De la jurisprudence et de la doctrine consultées se dégagent les principes suivants, en ce qui touche le devoir de représentation d’un syndicat relativement à un grief :

1. Le pouvoir exclusif reconnu à un syndicat d’agir à titre de porte-parole des employés faisant partie d’une unité de négociation comporte en contrepartie l’obligation de la part du syndicat d’une juste représentation de tous les salariés compris dans l’unité.

2. Lorsque, comme en l’espèce et comme c’est généralement le cas, le droit de porter un grief à l’arbitrage est réservé au syndicat, le salarié n’a pas un droit absolu à l’arbitrage et le syndicat jouit d’une discrétion appréciable.

3. Cette discrétion doit être exercée de bonne foi, de façon objective et honnête, après une étude sérieuse du grief et du dossier, tout en tenant compte de l’importance du grief et des conséquences pour le salarié, d’une part, et des intérêts légitimes du syndicat d’autre part.

4. La décision du syndicat ne doit pas être arbitraire, capricieuse, discriminatoire, ni abusive.

5. La représentation par le syndicat doit être juste, réelle et non pas seulement apparente, faite avec intégrité et compétence, sans négligence grave ou majeure, et sans hostilité envers le salarié.

[94] Les enseignements de la CSC montrent que le salarié, et donc par analogie, le membre-employeur dans la présente instance, n’a pas un droit absolu à l’arbitrage et n’est pas partie à la convention collective.
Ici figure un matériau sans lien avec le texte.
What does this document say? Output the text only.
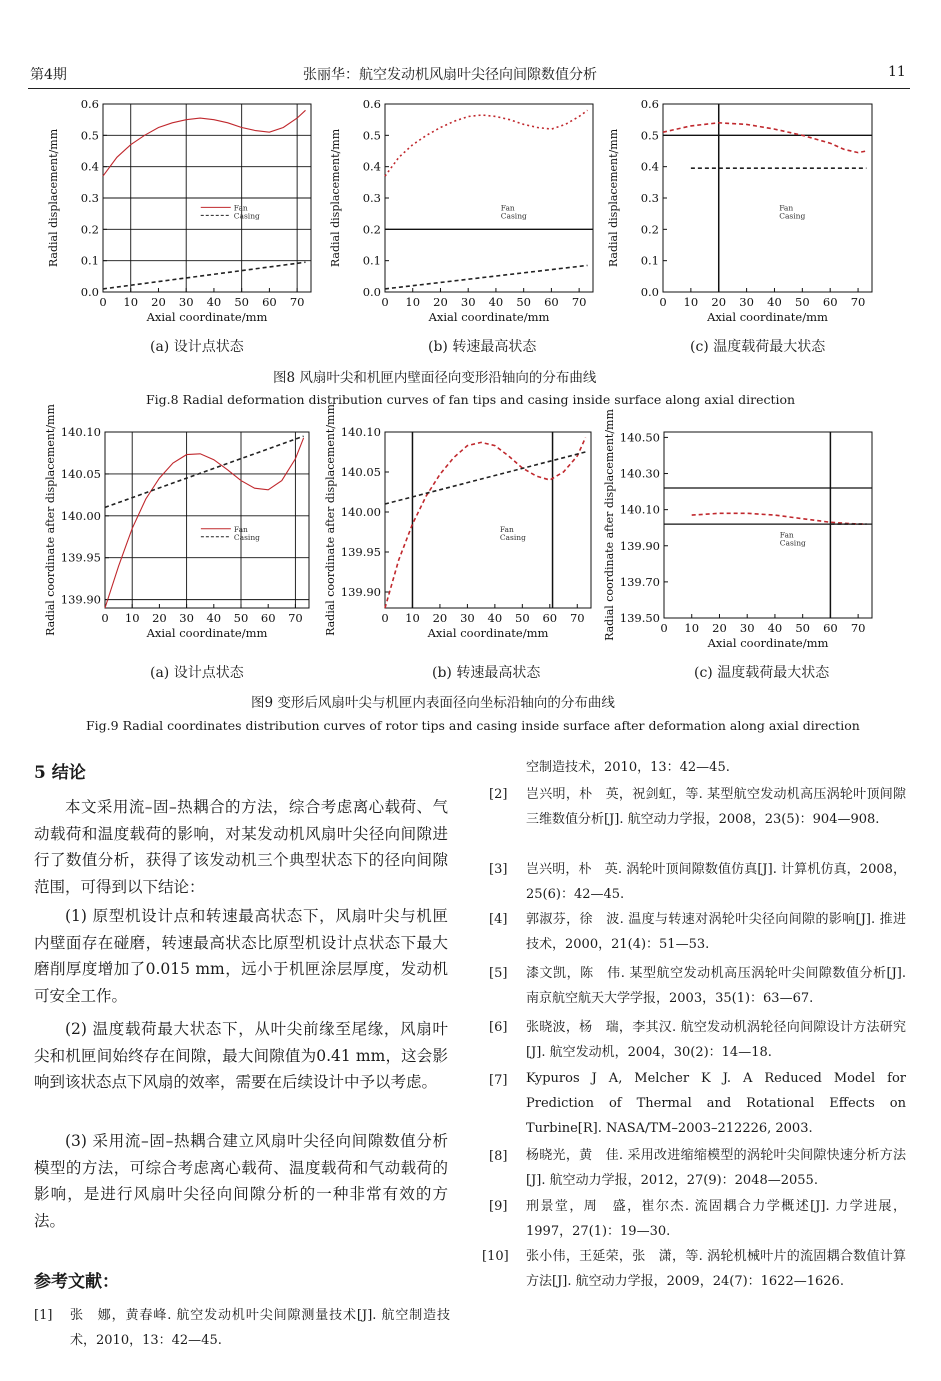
第4期	张丽华：航空发动机风扇叶尖径向间隙数值分析	11
0 10 20 30 40 50 60 70
0.0
0.1
0.2
0.3
0.4
0.5
0.6
Axial coordinate/mm
Radial displacement/mm	Fan
Casing
0 10 20 30 40 50 60 70
0.0
0.1
0.2
0.3
0.4
0.5
0.6
Axial coordinate/mm
Radial displacement/mm	Fan
Casing
0 10 20 30 40 50 60 70
0.0
0.1
0.2
0.3
0.4
0.5
0.6
Axial coordinate/mm
Radial displacement/mm	Fan
Casing
(a) 设计点状态	(b) 转速最高状态	(c) 温度载荷最大状态
图8 风扇叶尖和机匣内壁面径向变形沿轴向的分布曲线
Fig.8 Radial deformation distribution curves of fan tips and casing inside surface along axial direction
0 10 20 30 40 50 60 70
139.90
139.95
140.00
140.05
140.10
Axial coordinate/mm
Radial coordinate after displacement/mm	Fan
Casing
0 10 20 30 40 50 60 70
139.90
139.95
140.00
140.05
140.10
Axial coordinate/mm
Radial coordinate after displacement/mm	Fan
Casing
0 10 20 30 40 50 60 70
139.50
139.70
139.90
140.10
140.30
140.50
Axial coordinate/mm
Radial coordinate after displacement/mm	Fan
Casing
(a) 设计点状态	(b) 转速最高状态	(c) 温度载荷最大状态
图9 变形后风扇叶尖与机匣内表面径向坐标沿轴向的分布曲线
Fig.9 Radial coordinates distribution curves of rotor tips and casing inside surface after deformation along axial direction
5 结论
本文采用流–固–热耦合的方法，综合考虑离心载荷、气动载荷和温度载荷的影响，对某发动机风扇叶尖径向间隙进行了数值分析，获得了该发动机三个典型状态下的径向间隙范围，可得到以下结论：
(1) 原型机设计点和转速最高状态下，风扇叶尖与机匣内壁面存在碰磨，转速最高状态比原型机设计点状态下最大磨削厚度增加了0.015 mm，远小于机匣涂层厚度，发动机可安全工作。
(2) 温度载荷最大状态下，从叶尖前缘至尾缘，风扇叶尖和机匣间始终存在间隙，最大间隙值为0.41 mm，这会影响到该状态点下风扇的效率，需要在后续设计中予以考虑。
(3) 采用流–固–热耦合建立风扇叶尖径向间隙数值分析模型的方法，可综合考虑离心载荷、温度载荷和气动载荷的影响，是进行风扇叶尖径向间隙分析的一种非常有效的方法。
参考文献：
[1] 张　娜，黄春峰. 航空发动机叶尖间隙测量技术[J]. 航空制造技术，2010，13：42—45.
空制造技术，2010，13：42—45.
[2] 岂兴明，朴　英，祝剑虹，等. 某型航空发动机高压涡轮叶顶间隙三维数值分析[J]. 航空动力学报，2008，23(5)：904—908.
[3] 岂兴明，朴　英. 涡轮叶顶间隙数值仿真[J]. 计算机仿真，2008，25(6)：42—45.
[4] 郭淑芬，徐　波. 温度与转速对涡轮叶尖径向间隙的影响[J]. 推进技术，2000，21(4)：51—53.
[5] 漆文凯，陈　伟. 某型航空发动机高压涡轮叶尖间隙数值分析[J]. 南京航空航天大学学报，2003，35(1)：63—67.
[6] 张晓波，杨　瑞，李其汉. 航空发动机涡轮径向间隙设计方法研究[J]. 航空发动机，2004，30(2)：14—18.
[7] Kypuros J A, Melcher K J. A Reduced Model for Prediction of Thermal and Rotational Effects on Turbine[R]. NASA/TM–2003–212226, 2003.
[8] 杨晓光，黄　佳. 采用改进缩缩模型的涡轮叶尖间隙快速分析方法[J]. 航空动力学报，2012，27(9)：2048—2055.
[9] 刑景堂，周　盛，崔尔杰. 流固耦合力学概述[J]. 力学进展，1997，27(1)：19—30.
[10] 张小伟，王延荣，张　潇，等. 涡轮机械叶片的流固耦合数值计算方法[J]. 航空动力学报，2009，24(7)：1622—1626.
Ainsi, TPQ ne peut à la place de l’AEM débattre directement avec le syndicat de la convention collective, de son interprétation ou de son application.

[95] Ce raisonnement a été suivi par le Conseil à plusieurs reprises, notamment dans McRaeJackson, 2004 CCRI 290 (McRaeJackson). Dans cette affaire, le Conseil s’est appuyé sur l’arrêt de la CSC dans Guilde de la marine marchande, précité, et a dit ce qui suit en regard des obligations et responsabilités du syndicat envers ses membres :

[22] Lorsqu’un syndicat décide de présenter un grief ou non, ou de le porter ou non à l’arbitrage, le syndicat fait son travail : il représente les employés. À cette fin, il doit déterminer les conditions en milieu de travail ayant mené à ce que l’employé considère comme un manquement à la convention collective, l’interprétation qu’il faut donner à cette convention collective, en fonction de l’expérience de ses contacts avec l’employeur, et les répercussions pour les autres membres de l’unité de négociation s’il réussit à faire accueillir le grief. Dans la mesure où cette analyse est fondée sur des facteurs pertinents pour le milieu de travail, le syndicat est libre de choisir sa stratégie optimale dans des circonstances données.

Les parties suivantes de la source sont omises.